Another pilot study examined the QoL of 50 black women with scarring alopecia in South Africa (ages 21-79 years). The most prevalent type was LPP and FFA was the most common pattern (Dlova et al., 2016). This cross-sectional study occurred over a 6-month period and utilized the Alopecia Quality of Life Indicators (A-QLI) questionnaire that was developed by Fabbrocini et al. (2013). This questionnaire gathers demographic and general clinical data on subjects, such as age, ethnicity, duration of disease, diagnosis, and percentage of scalp affected. The A-QLI also includes 24 questions on subjective symptoms, objective signs, and social/sexual relationship concerns, and scores range from 0 to 100 with 0 denoting a positive impact on QoL and 100 a negative impact on QoL.
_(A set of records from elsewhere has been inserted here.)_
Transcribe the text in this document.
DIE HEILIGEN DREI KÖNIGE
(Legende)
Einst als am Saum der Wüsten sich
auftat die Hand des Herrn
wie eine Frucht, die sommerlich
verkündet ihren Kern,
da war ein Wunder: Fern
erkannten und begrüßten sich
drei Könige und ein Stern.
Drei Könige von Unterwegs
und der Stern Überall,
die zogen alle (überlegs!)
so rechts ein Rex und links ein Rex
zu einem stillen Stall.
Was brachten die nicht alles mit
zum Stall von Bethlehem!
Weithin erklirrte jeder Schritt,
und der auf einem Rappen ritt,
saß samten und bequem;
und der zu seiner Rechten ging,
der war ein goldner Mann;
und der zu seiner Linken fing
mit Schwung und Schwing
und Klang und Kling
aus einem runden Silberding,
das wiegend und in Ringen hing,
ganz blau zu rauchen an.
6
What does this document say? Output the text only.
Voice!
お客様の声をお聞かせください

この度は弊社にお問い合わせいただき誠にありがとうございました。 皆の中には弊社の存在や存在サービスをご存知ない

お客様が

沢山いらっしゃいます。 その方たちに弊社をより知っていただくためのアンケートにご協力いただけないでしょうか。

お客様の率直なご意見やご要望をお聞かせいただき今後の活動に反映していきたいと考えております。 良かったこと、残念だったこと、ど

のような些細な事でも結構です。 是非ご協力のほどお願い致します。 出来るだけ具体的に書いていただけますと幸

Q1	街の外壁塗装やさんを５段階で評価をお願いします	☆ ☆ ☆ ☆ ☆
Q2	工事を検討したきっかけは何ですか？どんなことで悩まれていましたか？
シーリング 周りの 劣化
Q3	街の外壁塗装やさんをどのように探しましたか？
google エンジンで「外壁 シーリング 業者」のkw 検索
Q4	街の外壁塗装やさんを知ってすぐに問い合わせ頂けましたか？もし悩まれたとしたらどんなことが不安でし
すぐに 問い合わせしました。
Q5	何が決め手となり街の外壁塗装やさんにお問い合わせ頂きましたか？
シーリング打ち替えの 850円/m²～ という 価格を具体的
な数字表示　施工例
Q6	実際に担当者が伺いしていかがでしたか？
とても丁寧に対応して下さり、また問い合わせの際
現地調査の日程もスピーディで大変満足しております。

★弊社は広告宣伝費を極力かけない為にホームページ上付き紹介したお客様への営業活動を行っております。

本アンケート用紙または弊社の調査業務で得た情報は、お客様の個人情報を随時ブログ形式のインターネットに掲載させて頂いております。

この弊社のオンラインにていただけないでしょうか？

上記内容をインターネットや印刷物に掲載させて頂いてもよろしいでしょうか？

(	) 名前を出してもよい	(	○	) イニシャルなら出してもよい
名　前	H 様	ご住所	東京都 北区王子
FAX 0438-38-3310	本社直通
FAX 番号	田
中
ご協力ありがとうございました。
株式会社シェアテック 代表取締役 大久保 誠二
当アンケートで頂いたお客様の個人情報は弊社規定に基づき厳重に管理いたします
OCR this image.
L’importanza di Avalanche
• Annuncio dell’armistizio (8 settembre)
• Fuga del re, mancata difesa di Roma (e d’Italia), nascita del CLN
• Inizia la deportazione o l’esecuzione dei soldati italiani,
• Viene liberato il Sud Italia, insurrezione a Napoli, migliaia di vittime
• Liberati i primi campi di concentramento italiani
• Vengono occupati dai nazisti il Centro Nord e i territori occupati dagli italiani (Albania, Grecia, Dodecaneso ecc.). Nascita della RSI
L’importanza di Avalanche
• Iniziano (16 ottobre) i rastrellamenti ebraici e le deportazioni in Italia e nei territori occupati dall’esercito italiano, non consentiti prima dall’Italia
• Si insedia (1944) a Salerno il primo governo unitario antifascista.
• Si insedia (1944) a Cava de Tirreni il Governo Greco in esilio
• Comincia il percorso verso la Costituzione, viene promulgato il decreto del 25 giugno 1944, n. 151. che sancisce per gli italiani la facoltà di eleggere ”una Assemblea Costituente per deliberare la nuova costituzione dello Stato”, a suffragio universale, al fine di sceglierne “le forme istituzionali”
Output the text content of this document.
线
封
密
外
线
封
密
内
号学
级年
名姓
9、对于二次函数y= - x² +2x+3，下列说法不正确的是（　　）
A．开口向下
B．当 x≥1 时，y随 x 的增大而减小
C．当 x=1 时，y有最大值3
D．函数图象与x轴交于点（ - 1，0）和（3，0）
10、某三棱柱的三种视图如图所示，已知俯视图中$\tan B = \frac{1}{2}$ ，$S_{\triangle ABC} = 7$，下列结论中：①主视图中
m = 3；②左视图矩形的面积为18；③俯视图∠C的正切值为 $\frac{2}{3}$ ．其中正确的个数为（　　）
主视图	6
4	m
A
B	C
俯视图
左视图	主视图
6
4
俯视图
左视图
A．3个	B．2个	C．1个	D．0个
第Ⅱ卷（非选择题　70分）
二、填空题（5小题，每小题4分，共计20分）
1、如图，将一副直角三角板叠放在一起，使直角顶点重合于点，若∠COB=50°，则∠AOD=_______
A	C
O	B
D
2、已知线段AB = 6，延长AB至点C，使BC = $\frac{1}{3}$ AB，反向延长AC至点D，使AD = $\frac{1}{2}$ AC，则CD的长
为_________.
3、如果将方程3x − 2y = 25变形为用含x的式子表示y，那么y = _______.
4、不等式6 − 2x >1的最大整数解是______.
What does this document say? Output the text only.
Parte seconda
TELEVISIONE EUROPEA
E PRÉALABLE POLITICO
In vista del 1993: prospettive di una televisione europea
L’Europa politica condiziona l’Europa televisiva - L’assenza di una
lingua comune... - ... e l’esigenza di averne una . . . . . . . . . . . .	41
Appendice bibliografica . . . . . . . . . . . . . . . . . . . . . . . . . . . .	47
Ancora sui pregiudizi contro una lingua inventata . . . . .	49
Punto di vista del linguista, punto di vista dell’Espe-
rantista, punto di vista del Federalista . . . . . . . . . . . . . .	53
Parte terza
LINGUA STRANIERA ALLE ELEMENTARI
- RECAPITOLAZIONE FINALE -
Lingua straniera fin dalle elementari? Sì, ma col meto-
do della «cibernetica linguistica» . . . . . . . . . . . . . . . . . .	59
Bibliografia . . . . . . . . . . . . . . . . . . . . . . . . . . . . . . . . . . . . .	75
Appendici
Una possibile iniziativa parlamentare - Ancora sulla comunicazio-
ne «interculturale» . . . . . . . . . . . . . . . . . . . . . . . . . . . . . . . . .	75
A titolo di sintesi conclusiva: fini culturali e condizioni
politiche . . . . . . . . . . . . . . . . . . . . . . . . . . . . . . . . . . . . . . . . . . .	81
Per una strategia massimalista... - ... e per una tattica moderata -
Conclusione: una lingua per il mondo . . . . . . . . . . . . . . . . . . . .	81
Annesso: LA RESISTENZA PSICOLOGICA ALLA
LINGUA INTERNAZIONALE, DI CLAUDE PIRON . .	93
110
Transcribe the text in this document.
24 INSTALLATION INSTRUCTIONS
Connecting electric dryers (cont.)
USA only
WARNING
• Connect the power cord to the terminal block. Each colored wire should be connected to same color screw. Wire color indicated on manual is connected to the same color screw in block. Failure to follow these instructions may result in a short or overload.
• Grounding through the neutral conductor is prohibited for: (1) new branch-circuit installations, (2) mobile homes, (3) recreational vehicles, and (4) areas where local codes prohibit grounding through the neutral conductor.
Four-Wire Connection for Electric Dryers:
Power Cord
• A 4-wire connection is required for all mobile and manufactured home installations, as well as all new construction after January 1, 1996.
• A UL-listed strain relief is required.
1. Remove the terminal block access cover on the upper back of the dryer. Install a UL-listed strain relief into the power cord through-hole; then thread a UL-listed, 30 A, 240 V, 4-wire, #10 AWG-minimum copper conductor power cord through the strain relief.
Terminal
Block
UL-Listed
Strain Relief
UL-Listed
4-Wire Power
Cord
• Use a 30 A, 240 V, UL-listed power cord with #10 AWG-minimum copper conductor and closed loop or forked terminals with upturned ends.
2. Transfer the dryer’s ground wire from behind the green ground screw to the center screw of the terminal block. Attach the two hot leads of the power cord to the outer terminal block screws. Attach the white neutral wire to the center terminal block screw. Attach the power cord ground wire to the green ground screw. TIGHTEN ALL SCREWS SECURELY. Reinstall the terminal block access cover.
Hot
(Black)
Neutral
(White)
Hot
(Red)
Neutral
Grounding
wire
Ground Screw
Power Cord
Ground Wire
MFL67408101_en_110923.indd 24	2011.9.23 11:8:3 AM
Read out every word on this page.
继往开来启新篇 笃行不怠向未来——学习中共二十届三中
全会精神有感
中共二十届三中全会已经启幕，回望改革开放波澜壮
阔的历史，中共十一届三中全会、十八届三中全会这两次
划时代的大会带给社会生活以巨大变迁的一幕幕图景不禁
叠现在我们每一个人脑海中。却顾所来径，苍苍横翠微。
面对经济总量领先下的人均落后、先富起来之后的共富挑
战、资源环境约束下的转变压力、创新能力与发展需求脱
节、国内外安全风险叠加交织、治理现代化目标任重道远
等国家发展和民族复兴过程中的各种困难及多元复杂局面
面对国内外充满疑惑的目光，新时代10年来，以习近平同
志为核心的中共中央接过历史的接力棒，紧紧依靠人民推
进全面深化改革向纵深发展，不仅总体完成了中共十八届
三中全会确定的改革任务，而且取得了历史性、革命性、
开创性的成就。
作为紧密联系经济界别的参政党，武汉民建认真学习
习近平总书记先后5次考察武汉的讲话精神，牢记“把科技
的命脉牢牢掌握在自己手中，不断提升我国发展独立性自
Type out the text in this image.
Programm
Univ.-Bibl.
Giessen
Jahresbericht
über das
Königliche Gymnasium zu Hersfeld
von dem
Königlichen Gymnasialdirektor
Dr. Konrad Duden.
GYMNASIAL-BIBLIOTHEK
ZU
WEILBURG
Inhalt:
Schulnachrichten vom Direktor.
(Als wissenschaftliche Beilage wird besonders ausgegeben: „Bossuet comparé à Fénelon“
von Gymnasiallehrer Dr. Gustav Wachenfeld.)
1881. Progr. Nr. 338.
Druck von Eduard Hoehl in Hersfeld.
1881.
On the basis of a calculated A-QLI score of 67.7 with the patients in this study, the results showed a negative impact on QoL in patients with scarring alopecia and particularly in younger patients. Among 74% of patients, the QLI score was greater than 50, which correlated with significant impairment of QoL including anxiety and low self-esteem. This study demonstrates that hair loss is a global concern and various ethnic groups can be affected (Dlova et al., 2016).

Chiang et al. (2015) conducted a study of 105 patients with primary cicatricial alopecia using the DLQI, Hospital Anxiety and Depression Scale, and revised Illness Perception Questionnaire, which identifies specific groups of patients’ beliefs, positive and negative, about their illness including whether patients believe that their symptoms are related to their illness, beliefs about the duration and course of illness over time, perceived consequences of living with the illness, belief whether the illness is controllable by medications, and whether patients understand their illness. Each entity is graded on a 5-point Likert scale. For the first three entities on symptoms, duration, and consequences, a higher score reflects a longer duration and more negative consequences in relation to the disease. For controllability and understanding of the disease, higher scores indicate that patients do understand their disease and it is controllable by medication (Chiang et al., 2015).

Similar to previous studies, anxiety and depression were experienced among patients with alopecia and higher disease activity had a significant correlation with depression. In addition, this study demonstrated that patients perceived their primary cicatricial alopecia as a chronic condition with emotional impairment and that they had little control over the condition and its treatment (Chiang et al., 2015).

Conclusion

Alopecia has been shown in multiple studies to have a psychosocial impact in both men and women; however, the impact may be more severe and devastating in women. The psychological burden of hair loss in women is significant and should not be overlooked. Both scarring and nonscarring forms of alopecia have been shown to have a negative impact on QoL. Early recognition and treatment of hair loss in women is imperative and recommendations should include medical and cosmetic treatments, camouflage techniques, and participation in alopecia support groups.